Neben der zu geringen Bautätigkeit in den Vorjahren nennt das IW vor allem die starke Zuwanderung als Grund für die deutlich nach oben korrigierte Baubedarfsprognose – eine Zunahme von rund 75 Prozent gegenüber dem Jahr 2014. Die Zuwanderung selbst verursache laut den Analyen einen jährlichen Bedarf von 110.000 zusätzlichen Wohnungen.
Um diesen Bedarf zu decken, empfehlen die Experten vom IW Leerstände zu nutzen, statt neue Wohnungen zu bauen. Diese Empfehlung beruht einerseits auf der Tatsache, dass es in den Ballungsräumen nur noch wenige zu schließende Baulücken gebe. Im ländlichen Raum und in strukturschwachen Städten gebe es andererseits zwar ausreichend Bauland, doch die Menschen würde es mittelfristig von dort in die Ballungszentren ziehen. Eine künstliche Ankurbelung der Bautätigkeit mit Fördermitteln würde dort daher nur zu noch mehr Leerstand führen. Ziel müsse es laut Michael Voigtländer, IW-Immobilienökonom und Springer-Fachbuchautor, daher sein, die vorhandenen Leerstände optimal zu nutzen.

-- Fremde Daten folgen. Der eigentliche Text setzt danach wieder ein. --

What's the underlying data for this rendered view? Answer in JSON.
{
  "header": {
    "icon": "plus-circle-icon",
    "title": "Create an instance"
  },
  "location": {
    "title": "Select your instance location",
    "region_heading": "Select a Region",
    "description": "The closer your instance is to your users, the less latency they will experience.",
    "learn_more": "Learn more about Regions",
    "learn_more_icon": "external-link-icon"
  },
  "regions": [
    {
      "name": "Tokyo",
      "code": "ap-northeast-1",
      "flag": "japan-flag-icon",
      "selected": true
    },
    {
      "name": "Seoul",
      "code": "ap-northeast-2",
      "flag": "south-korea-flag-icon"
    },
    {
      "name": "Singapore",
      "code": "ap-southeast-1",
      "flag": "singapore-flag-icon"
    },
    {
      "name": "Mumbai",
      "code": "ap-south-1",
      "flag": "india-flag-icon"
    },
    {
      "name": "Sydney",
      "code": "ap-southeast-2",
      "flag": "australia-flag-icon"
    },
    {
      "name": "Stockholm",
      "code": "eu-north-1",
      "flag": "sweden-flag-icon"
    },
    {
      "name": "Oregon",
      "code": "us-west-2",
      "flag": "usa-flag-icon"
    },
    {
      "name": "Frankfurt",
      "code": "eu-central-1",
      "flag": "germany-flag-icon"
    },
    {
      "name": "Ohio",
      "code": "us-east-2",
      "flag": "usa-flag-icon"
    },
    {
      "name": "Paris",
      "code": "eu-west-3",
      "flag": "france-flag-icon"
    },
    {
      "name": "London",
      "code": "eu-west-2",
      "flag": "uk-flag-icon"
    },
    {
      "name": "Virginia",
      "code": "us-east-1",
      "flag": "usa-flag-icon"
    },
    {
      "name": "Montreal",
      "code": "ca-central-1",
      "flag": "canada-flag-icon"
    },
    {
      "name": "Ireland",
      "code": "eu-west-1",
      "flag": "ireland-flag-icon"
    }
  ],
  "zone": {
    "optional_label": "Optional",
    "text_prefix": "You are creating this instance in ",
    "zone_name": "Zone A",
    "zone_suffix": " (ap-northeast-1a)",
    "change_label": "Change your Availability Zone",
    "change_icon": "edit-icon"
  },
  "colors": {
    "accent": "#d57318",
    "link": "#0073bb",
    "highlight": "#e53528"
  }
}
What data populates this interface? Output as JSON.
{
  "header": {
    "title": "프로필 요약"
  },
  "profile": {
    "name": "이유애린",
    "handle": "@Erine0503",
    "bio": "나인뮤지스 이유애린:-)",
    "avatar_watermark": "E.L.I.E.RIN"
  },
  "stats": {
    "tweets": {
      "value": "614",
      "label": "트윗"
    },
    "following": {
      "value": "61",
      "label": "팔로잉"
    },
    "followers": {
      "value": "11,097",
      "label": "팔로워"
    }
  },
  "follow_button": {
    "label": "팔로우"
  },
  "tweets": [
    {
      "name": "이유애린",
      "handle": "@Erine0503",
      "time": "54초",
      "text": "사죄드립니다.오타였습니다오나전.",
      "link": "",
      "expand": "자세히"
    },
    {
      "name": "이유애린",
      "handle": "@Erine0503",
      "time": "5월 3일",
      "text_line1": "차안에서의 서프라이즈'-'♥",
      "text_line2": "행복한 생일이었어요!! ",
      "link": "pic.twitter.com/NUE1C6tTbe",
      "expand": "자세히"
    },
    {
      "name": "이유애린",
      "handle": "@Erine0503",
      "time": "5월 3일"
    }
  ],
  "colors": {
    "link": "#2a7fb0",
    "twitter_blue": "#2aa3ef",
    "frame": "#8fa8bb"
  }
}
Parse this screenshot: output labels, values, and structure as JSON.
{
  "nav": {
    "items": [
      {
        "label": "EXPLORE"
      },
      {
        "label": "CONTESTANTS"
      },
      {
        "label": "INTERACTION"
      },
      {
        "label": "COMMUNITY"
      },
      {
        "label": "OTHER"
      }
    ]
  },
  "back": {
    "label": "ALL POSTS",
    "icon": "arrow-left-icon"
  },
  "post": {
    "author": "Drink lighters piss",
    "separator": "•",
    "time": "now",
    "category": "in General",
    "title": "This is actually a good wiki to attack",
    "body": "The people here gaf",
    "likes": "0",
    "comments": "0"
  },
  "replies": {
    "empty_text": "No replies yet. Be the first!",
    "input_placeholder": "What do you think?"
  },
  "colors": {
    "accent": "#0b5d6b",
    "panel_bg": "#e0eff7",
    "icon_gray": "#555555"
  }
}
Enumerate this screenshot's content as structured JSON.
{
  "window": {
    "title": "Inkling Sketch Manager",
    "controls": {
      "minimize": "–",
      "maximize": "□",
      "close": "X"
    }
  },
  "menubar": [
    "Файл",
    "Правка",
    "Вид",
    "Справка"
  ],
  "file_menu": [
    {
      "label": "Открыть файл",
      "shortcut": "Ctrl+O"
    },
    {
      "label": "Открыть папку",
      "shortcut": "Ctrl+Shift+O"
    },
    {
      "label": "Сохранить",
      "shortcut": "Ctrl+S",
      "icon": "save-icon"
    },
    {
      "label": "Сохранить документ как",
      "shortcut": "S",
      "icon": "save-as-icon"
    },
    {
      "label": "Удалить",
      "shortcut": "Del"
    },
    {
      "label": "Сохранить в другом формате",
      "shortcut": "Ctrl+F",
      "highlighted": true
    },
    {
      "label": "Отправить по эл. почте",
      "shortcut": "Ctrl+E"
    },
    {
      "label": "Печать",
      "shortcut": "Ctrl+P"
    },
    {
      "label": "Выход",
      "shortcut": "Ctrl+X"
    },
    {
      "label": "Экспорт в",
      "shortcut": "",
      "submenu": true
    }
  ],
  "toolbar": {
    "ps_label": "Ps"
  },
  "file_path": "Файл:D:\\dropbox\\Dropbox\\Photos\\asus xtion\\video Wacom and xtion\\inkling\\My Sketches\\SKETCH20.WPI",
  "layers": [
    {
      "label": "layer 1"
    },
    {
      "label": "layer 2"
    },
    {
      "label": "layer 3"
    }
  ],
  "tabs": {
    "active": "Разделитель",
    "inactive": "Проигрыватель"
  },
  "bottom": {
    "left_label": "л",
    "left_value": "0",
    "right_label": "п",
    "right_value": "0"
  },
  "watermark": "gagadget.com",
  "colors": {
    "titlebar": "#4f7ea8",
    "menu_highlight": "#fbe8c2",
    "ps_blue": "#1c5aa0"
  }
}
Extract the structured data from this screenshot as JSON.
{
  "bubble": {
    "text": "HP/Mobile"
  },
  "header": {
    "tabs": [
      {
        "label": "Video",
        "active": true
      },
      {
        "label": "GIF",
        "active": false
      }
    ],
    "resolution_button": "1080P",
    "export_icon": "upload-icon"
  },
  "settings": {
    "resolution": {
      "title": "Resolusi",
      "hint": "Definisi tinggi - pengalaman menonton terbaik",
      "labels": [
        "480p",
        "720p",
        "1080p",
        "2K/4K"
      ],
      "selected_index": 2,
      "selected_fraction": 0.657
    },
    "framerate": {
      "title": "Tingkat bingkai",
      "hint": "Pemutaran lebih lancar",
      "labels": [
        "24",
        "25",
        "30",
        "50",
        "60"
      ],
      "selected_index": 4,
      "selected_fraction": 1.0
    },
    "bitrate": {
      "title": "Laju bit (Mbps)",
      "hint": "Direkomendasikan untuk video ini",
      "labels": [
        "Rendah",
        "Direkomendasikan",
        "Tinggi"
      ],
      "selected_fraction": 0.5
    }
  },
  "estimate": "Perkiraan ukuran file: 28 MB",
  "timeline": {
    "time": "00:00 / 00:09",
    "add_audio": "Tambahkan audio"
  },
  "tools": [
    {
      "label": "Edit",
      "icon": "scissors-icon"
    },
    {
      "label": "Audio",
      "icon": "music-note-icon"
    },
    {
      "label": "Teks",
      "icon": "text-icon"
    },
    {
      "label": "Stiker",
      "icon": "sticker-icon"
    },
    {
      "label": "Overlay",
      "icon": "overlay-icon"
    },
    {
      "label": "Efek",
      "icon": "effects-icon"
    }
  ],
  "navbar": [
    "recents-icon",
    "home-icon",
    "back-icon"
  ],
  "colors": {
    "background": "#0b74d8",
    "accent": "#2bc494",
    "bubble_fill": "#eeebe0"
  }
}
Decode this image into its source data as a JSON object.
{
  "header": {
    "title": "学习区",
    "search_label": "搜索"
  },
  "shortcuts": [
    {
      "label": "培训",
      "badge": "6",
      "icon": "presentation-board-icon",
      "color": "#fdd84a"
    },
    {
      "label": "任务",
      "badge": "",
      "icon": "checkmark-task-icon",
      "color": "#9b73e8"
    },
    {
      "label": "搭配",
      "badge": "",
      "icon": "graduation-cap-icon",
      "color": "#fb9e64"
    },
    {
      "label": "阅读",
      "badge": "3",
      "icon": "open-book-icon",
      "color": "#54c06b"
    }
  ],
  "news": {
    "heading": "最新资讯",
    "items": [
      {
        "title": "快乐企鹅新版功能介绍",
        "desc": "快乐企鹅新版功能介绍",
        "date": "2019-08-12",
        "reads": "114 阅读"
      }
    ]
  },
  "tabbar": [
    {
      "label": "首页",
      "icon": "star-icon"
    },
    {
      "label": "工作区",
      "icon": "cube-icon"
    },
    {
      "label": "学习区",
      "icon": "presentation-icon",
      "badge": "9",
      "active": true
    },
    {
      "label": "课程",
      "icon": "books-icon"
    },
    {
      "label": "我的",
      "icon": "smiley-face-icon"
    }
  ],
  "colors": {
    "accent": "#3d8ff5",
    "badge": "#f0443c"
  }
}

Leerstand ist ein Problem vieler Regionen
Exemplarisch hat das Institut dafür die Flüchtlingszahlen mit der Anzahl leerstehender Wohnungen in den Kommunen von Nordrhein-Westfalen verglichen. Dabei hätten sich – je nach Gemeinde – höchst unterschiedliche Quoten gezeigt: Die Spanne reiche von 0,3 Flüchtlingen pro Wohnung in Altena und Gelsenkirchen bis zu über sechs in Schloss Holte-Stukenbrock. Und: "Natürlich ist die Qualität der leerstehenden Wohnungen sehr unterschiedlich", sagt Voigtländer. "Doch auch wenn erst saniert werden muss, steht Wohnraum so deutlich schneller zur Verfügung, als wenn erst neu gebaut werden muss."
Mit dem Leerstand am Wohnungsamt beschäftigt sich auch Guido Spars im Kapitel "Leerstand als Koordinationsproblem" des Springer-Fachbuchs "Immobilienwirtschaftslehre – Ökonomie". Er schreibt zum Beispiel: "Die Beseitigung von Wohnungsleerständen ist in den neuen Ländern eines der zentralen Themen der Wohnungswirtschaft sowie der Stadtentwicklung und ein wesentliches Ziel des Bundesprogramms 'Stadtumbau Ost', das unter anderem die Stabilisierung der Wohnungsmärkte und die Schaffung attraktiver Lebensbedingungen und Wohnquartiere verfolgt." Doch aufgrund der demografischen Entwicklung werde das Thema in den nächsten Jahrzehnten für immer mehr Wohnungsmärkte Relevanz entwickeln. Dabei, so Spars: "Das Leerstandsthema beinhaltet nicht – wie häufig durch Statistiken und Untersuchungen vermittelt – nur eine rein quantitative Dimension, die qualitativen Fragen des Wohnungsmarktes treten ebenso deutlich in den Vordergrund. Die Städte und Wohnungseigentümer werden stärker über die Zukunftsfähigkeit ihrer Bestände nachdenken müssen." Die Empfehlung des IW könnte dabei eine Maßnahme sein. Spars stellt darüber hinaus noch weitere Lösungsansätze vor.